Still a bit out of sorts and malaiseical from recent events. Trying to avoid more yammering about it, as the yammering adds nothing at this point.
At some point last week I picked up a nail in the front passenger tire of my truck, came out to hop into it and runs some errands, and it was flat as could be. With ScurvyWife largely out of commission from sinus surgery, I just drove her car around for a few days, finally getting around to changing out the flat towards the end of the week. A local tire place fixed it for free, so Saturday I took it back in to get the tire torqued on tighter and had them change the oil, as it needed it and hey, if you fix my flat for free I'm happy to throw some business your way. Total charge for the full service oil change? $10.63. Who says living in small towns in the country sucks?
The funniest part is that they were swamped when I took it in and the guy said it'd be 1.5 hours before it was done. I didn't really want to call ScurvyWife to come fetch me as she was still a bit out of it, and didn't feel like sitting around the shop for that long. So I walked home. ScurvyWife seemed to think that was the funniest thing she had ever heard of, especially when she looked out the window to see me bopping along down the street, but it only took me half an hour or so, it was reasonably cool and nice outside, and, hey, wow, exercise.
Played a goodly amount of poker this weekend, largely heads-up 10/20 LHE. Heads-up LHE is an odd game, if you're both reasonably savvy. Ryan expressed it much better than I can in his Suicide Pact Posts I and II (and then conveniently abandoned the conclusion and left everyone hanging), but I'd forgotten the odd nature of heads-up/extremely shorthanded play. It often resolves itself into extremely aggressive action where the loser is the first person to blink, as the distribution of cards is always random.

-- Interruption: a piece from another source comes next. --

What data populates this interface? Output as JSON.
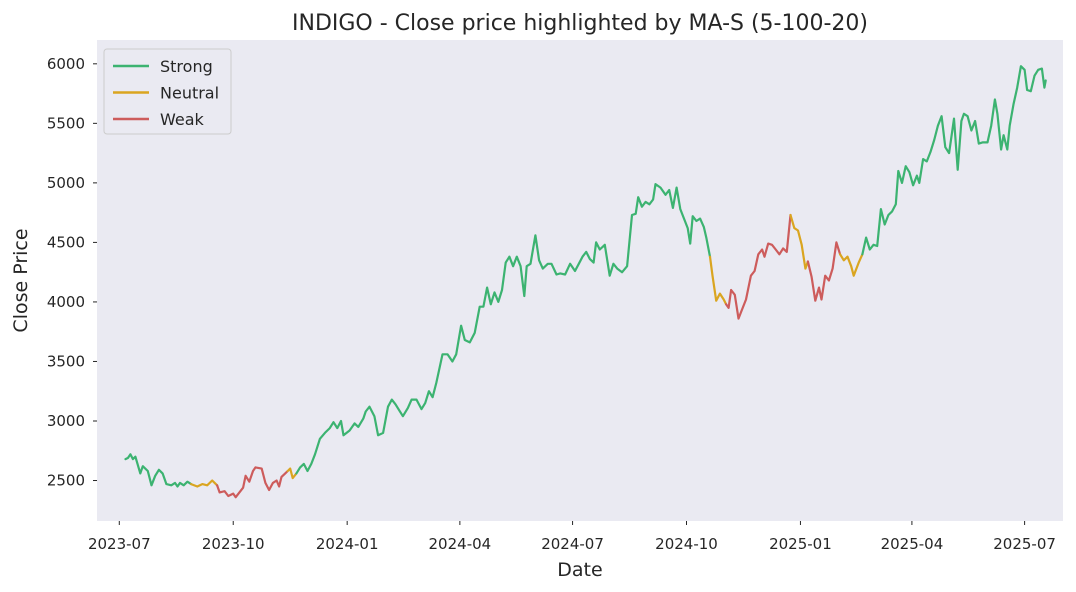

By that I mean you often spar back and forth and fairly quickly establish the parameters for the encounter, as far as K high being more than enough to bet all of the way to the river, third pair on the flop being worthy of a 3-bet, etc. After that it's simply a matter of not blinking, no matter what.

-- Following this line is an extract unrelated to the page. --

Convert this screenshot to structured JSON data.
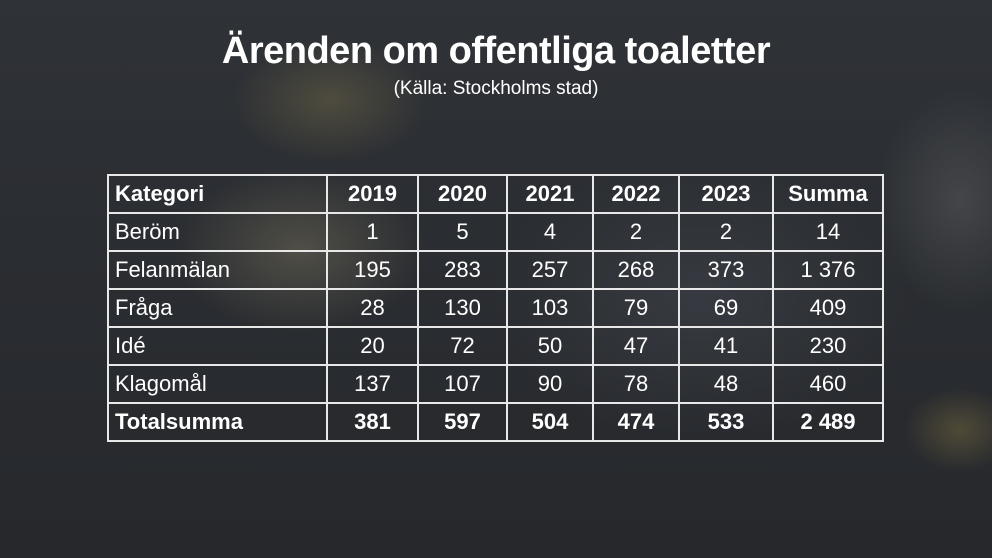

What I'm learning, I suppose, is that it really is a zero sum game in many cases, if you both know what you're doing. It's also a game of extremely high variance, as you're inevitably shoveling much money into the pot when certain conditions are met, and it only takes four or five pots not going your way to post a hefty loss for the session. That's not to say you won't post big wins, even against an opponent that you have no edge against, as you will, but you'll also post big losses that are largely unavoidable, due to the random distribution of cards.
My simple point is that I've been doing well at the shorthanded games, and I think a reasonably significant factor is that I'll just bail on a session when it becomes apparent that I have no edge., even if that means, gasp, not playing at all if no other decent games are available. It's the most obvious of obvious points but table selection becomes pretty damn important when there are just two of you sitting at the table.
Suffered a two outer at the day job last week, too, as we're getting a new immediate boss, which was finally announced and of course it's one of the people I was actively hoping and praying wouldn't get the position, so boo to that. Trying to keep my head in a decent place in regards to HyperMegaGlobalCorp, especially with my supplemental happy-fun income outside work drying up for now, but it's been kind of hard of late. The life of a cube monkey is definitely an easy one, but far from the way a monkey should live his or her life. I'm probably locked into staying until early 2007, but it's time to start seriously planning an escape route, as I'll go nuts if I continue to spend one-third of my daily life completely and utterly bored out of my gourd, surrounded by incompetent, petty people.